Died Moscow, 18 February 1987
OVERTURE TO COLAS BREUGNON
Composed 1936-38 and first performed in 1938 at the Leningrad State Opera. The score calls for solo violin, piccolo, 3 flutes, 3 oboes, 3 clarinets, 3 bassoons, contrabassoon, 4 horns, 3 trumpets, 3 trombones, tuba, timpani, bass drum, cymbals, triangle, tambourine, snare drum, xylophone, gong, harp, and strings. The work lasts approximately 5 minutes.
When Dmitri Kabalevsky became professor at the Moscow Conservatory in 1939, his accessible energetic style had earned him the approval of the communist authorities. The year before Kabalevsky premiered his opera, Colas Breugnon. Officials at the Ministry of Culture, guardians of the healthy political instincts of the working class, were pleased. They assumed the task of purging Soviet culture from the "decadent formalism" that could be heard in much of the west by this time. In Berlin, for example, Alban Berg had premiered his jarringly atonal opera, Wozzeck, back in 1925. The guardians of working class sensibilities were mollified by the conviction that Kabalevsky, at least, avoided such anti-proletarian methods.
The overture of the opera is a brilliant romp in the conservative tradition. It is a rousing opening to the opera, beginning with driving passages, rhythmic intensity, and good humor, with a slower, lyrical middle section, and finishing with an exciting flourish. Kabalevsky creates a compelling overture within the constraints of the conservative style.
If Soviet authorities were reassured by the overture of the opera, they were equally enamored with its plot, for the story pits a noble worker against an evil aristocrat, a favorite theme of the community party. Based on a novel by the French author, Roman Rolland, entitled The Master of Clamecy, the opera tells of the master sculptor, Colas Breugnon, who loves a maiden named Selina. The duke of the province beguiles Selina, tricking her into rejecting Colas. Years later, a plague kills much of the village, including Colas' wife and family. In the confusion, Colas and Selina find each other again and fall in love. The enraged duke destroys all of Colas' artworks. Colas exacts revenge when he is commissioned to carve a monument of the duke, and in the final scene Colas unveils a sculpture of him riding backwards on a donkey.

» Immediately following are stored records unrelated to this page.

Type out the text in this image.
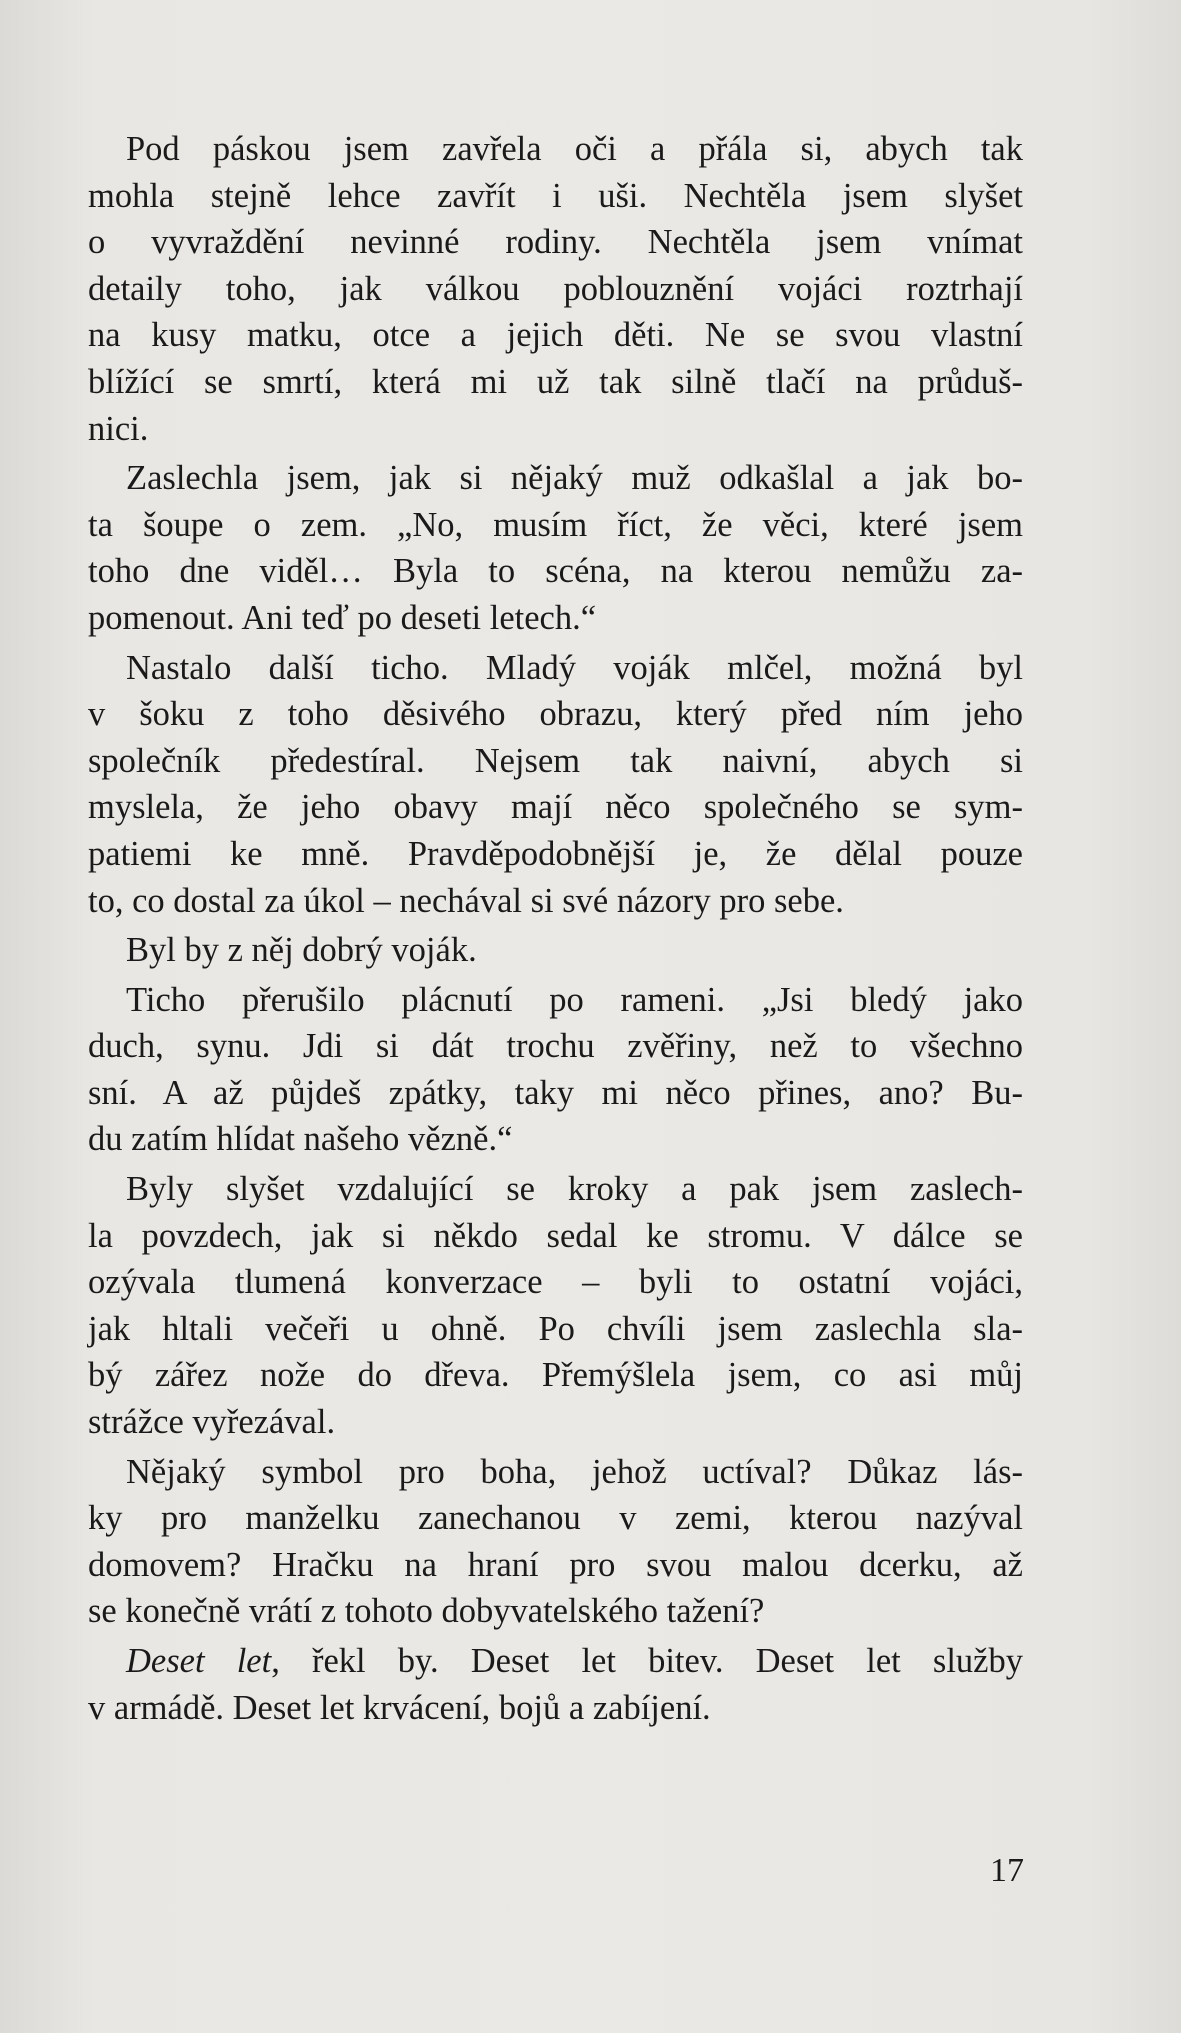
Pod páskou jsem zavřela oči a přála si, abych tak
mohla stejně lehce zavřít i uši. Nechtěla jsem slyšet
o vyvraždění nevinné rodiny. Nechtěla jsem vnímat
detaily toho, jak válkou poblouznění vojáci roztrhají
na kusy matku, otce a jejich děti. Ne se svou vlastní
blížící se smrtí, která mi už tak silně tlačí na průduš-
nici.
Zaslechla jsem, jak si nějaký muž odkašlal a jak bo-
ta šoupe o zem. „No, musím říct, že věci, které jsem
toho dne viděl… Byla to scéna, na kterou nemůžu za-
pomenout. Ani teď po deseti letech.“
Nastalo další ticho. Mladý voják mlčel, možná byl
v šoku z toho děsivého obrazu, který před ním jeho
společník předestíral. Nejsem tak naivní, abych si
myslela, že jeho obavy mají něco společného se sym-
patiemi ke mně. Pravděpodobnější je, že dělal pouze
to, co dostal za úkol – nechával si své názory pro sebe.
Byl by z něj dobrý voják.
Ticho přerušilo plácnutí po rameni. „Jsi bledý jako
duch, synu. Jdi si dát trochu zvěřiny, než to všechno
sní. A až půjdeš zpátky, taky mi něco přines, ano? Bu-
du zatím hlídat našeho vězně.“
Byly slyšet vzdalující se kroky a pak jsem zaslech-
la povzdech, jak si někdo sedal ke stromu. V dálce se
ozývala tlumená konverzace – byli to ostatní vojáci,
jak hltali večeři u ohně. Po chvíli jsem zaslechla sla-
bý zářez nože do dřeva. Přemýšlela jsem, co asi můj
strážce vyřezával.
Nějaký symbol pro boha, jehož uctíval? Důkaz lás-
ky pro manželku zanechanou v zemi, kterou nazýval
domovem? Hračku na hraní pro svou malou dcerku, až
se konečně vrátí z tohoto dobyvatelského tažení?
Deset let, řekl by. Deset let bitev. Deset let služby
v armádě. Deset let krvácení, bojů a zabíjení.
17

The communist authorities, in their self-righteous indignation against the aristocracy, seem to have missed the double entendre of a political regime that imposes its will on the artists of its realm. The irony could hardly have been lost on the composer. Still, Kabalevsky managed to keep a low enough political profile, so that in 1948, when the communist party condemned so many of his fellow composers, including Prokofiev and Shostakovich, for musical decadence, Kabalevsky was spared. He managed to continue working within the system, and created music that found universal appeal, even if it did not extend the boundaries of musical expression.